Neo4j 1.9.2:查询/筛选和统计多个节点类型,neo4j,Neo4j,在Neo4j 1.9.2中,我想计算一组节点中每个节点的所有关系 我的所有节点都有三个属性:类型、id、和创建的。他们都通过“跟随”关系联系在一起。以下是它们如何组合在一起的示例: user('id:1')-[follows]->review('id:1') user('id:1')-[follows]->user('id:2') user('id:2')-[follows]->review('id:1') 你明白了 结果应该是这样的: [ { followers

在Neo4j 1.9.2中,我想计算一组节点中每个节点的所有关系

我的所有节点都有三个属性:
类型
id
、和
创建的
。他们都通过“跟随”关系联系在一起。
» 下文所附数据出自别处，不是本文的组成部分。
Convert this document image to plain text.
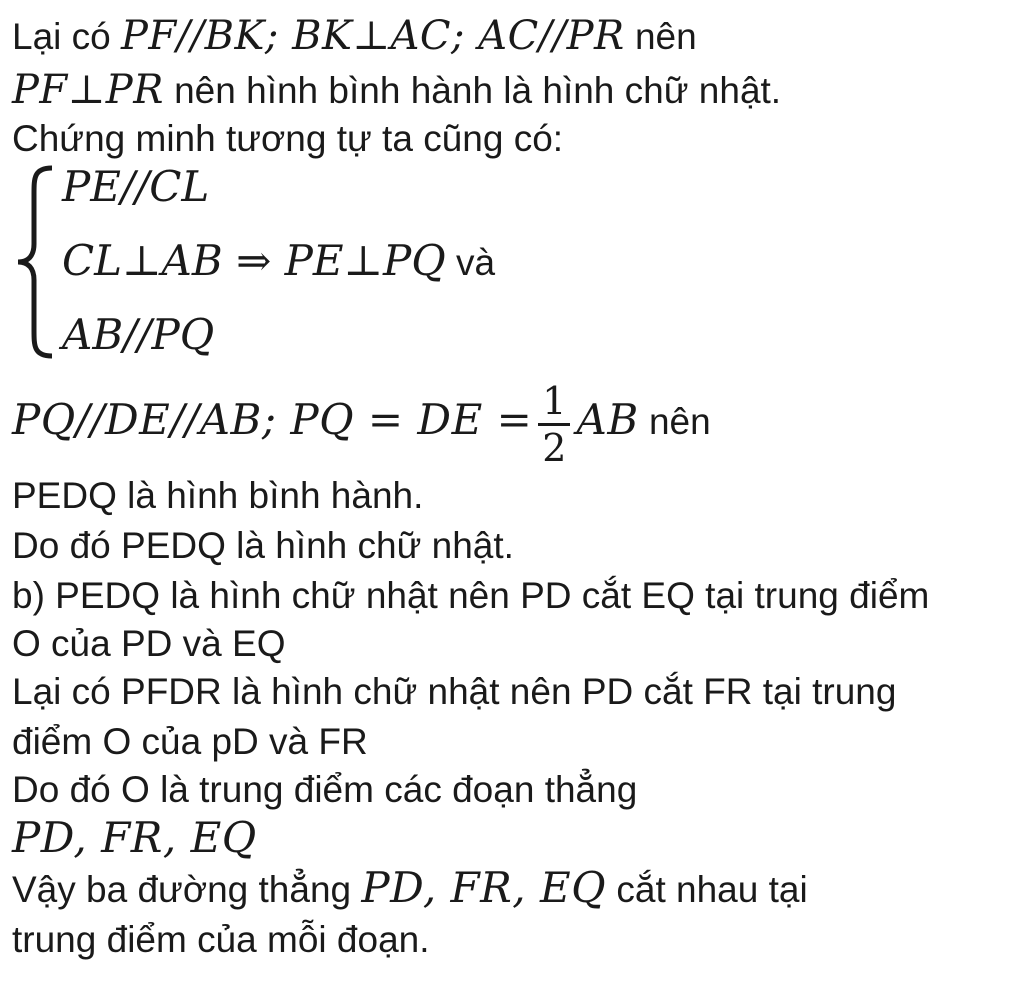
Lại có PF//BK; BK⊥AC; AC//PR nên
PF⊥PR nên hình bình hành là hình chữ nhật.
Chứng minh tương tự ta cũng có:
PE//CL
CL⊥AB ⇒ PE⊥PQ và
AB//PQ
PQ//DE//AB; PQ = DE = $\frac{1}{2}$ AB nên
PEDQ là hình bình hành.
Do đó PEDQ là hình chữ nhật.
b) PEDQ là hình chữ nhật nên PD cắt EQ tại trung điểm
O của PD và EQ
Lại có PFDR là hình chữ nhật nên PD cắt FR tại trung
điểm O của pD và FR
Do đó O là trung điểm các đoạn thẳng
PD, FR, EQ
Vậy ba đường thẳng PD, FR, EQ cắt nhau tại
trung điểm của mỗi đoạn.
以下是它们如何组合在一起的示例:

user('id:1')-[follows]->review('id:1')
user('id:1')-[follows]->user('id:2')
user('id:2')-[follows]->review('id:1')
你明白了

结果应该是这样的:

[
  {
    followers: 2,
    id: 1
    created: 2013-12-13T12:13:42-08:00
    type: review
  },
  {
    followers: 1,
    id: 2,
    created: 2012-02-13T12:13:43-08:00
    type: user
  },
  {
    followers: 0,
    id: 1,
    created: 2012-02-13T12:13:43-08:00,
    type: user
  }
]

start user1=node:user('id:1'),
      user2=node:user('id:2'),
      review1=node:review1('id:1')

match user1<-[user1_f:follows]-(),
      user2<-[user2_f:follows]-(),
      review1<-[review1_f:follows]-()

return user1, count(user1_f),
       user2, count(user2_f),
       review1, count(review1_f);

 start users=node:user('id:(1 OR 2 OR 3 OR 4)')
 match user<-[f:follows]-(),
 return user, count(f);
我提供的数据基本上如下所示:

{
  users: [1, 2],
  reviews: [1]
}
我尝试过这样的查询:

[
  {
    followers: 2,
    id: 1
    created: 2013-12-13T12:13:42-08:00
    type: review
  },
  {
    followers: 1,
    id: 2,
    created: 2012-02-13T12:13:43-08:00
    type: user
  },
  {
    followers: 0,
    id: 1,
    created: 2012-02-13T12:13:43-08:00,
    type: user
  }
]

start user1=node:user('id:1'),
      user2=node:user('id:2'),
      review1=node:review1('id:1')

match user1<-[user1_f:follows]-(),
      user2<-[user2_f:follows]-(),
      review1<-[review1_f:follows]-()

return user1, count(user1_f),
       user2, count(user2_f),
       review1, count(review1_f);

 start users=node:user('id:(1 OR 2 OR 3 OR 4)')
 match user<-[f:follows]-(),
 return user, count(f);

start user1=node:user('id:1'),
user2=node:user('id:2'),
review1=节点:review1('id:1')

匹配USER1
如果您想运行许多节点的计数操作,请考虑使用这样的索引:


[
  {
    followers: 2,
    id: 1
    created: 2013-12-13T12:13:42-08:00
    type: review
  },
  {
    followers: 1,
    id: 2,
    created: 2012-02-13T12:13:43-08:00
    type: user
  },
  {
    followers: 0,
    id: 1,
    created: 2012-02-13T12:13:43-08:00,
    type: user
  }
]



start user1=node:user('id:1'),
      user2=node:user('id:2'),
      review1=node:review1('id:1')

match user1<-[user1_f:follows]-(),
      user2<-[user2_f:follows]-(),
      review1<-[review1_f:follows]-()

return user1, count(user1_f),
       user2, count(user2_f),
       review1, count(review1_f);



 start users=node:user('id:(1 OR 2 OR 3 OR 4)')
 match user<-[f:follows]-(),
 return user, count(f);



start users=node:user('id:(1或2或3或4)'

匹配用户是的,我们很想更新,不幸的是目前还不可能。但它已经在路线图上了!所以我听到的是,除非对所有可能的组合进行索引,否则无法跨多个完全任意的类型执行此操作。我认为最好只对每个类型执行一个查询(因为我们没有那么多不同的类型)。谢谢我终于开始实施这个优化,响应时间减少了10倍。非常有帮助!